Here the first 4 columns correspond to each of the 4 features of the dataset (the sepal length, the sepal width, the petal length, the petal width, in centimeters), while each line corresponds to a sample of the dataset. Each sample is tagged with the corresponding species (setosa, virginica or versicolor).
Building of the workflow for the PCA analysis
We then build the workflow that will be used for our analysis, by selecting and connecting together:
- the resource containing our processed Iris data as input data,
- the Table column scaler task to standardise the dataset (means=0, standard deviation=1)
- the PCA task, with a number of principal components computed set to 2 (meaning that we keep the two main components of the PCA analysis), and
- the output process which will collect the result of our analysis.

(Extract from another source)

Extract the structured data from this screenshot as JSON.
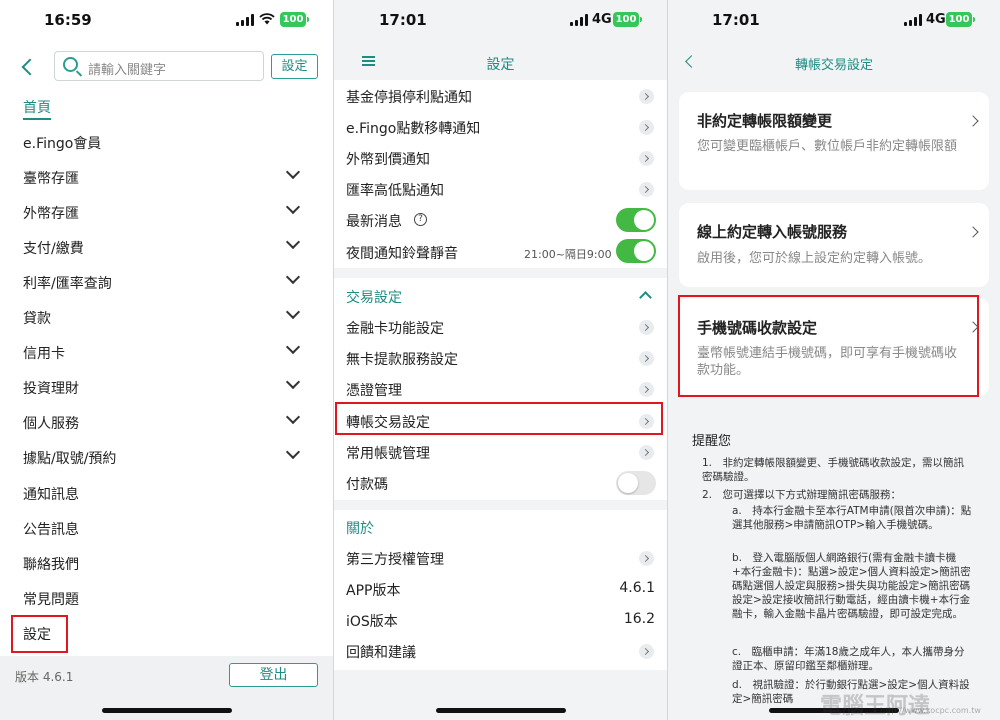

Running the PCA workflow analysis and viewing the results
After running the experiment, we can access the results in a table, as well as in a 2D scatter plot to see the first 2 principal components of the Iris dataset. Each dot of the scatter plot corresponds to a sample of the Iris dataset, while each color denotes the species of the sample. Here, we see a clear separation between setosa species and the other species, whereas versicor et virginica species are less well separated.
We can further get the variances explained by each component in a bar plot view. Here, we see that a large part of the variance of the Iris dataset is explained by the first principal component (more than 70%).
Your experiment and your report can now be shared among your nice collaborators 😀.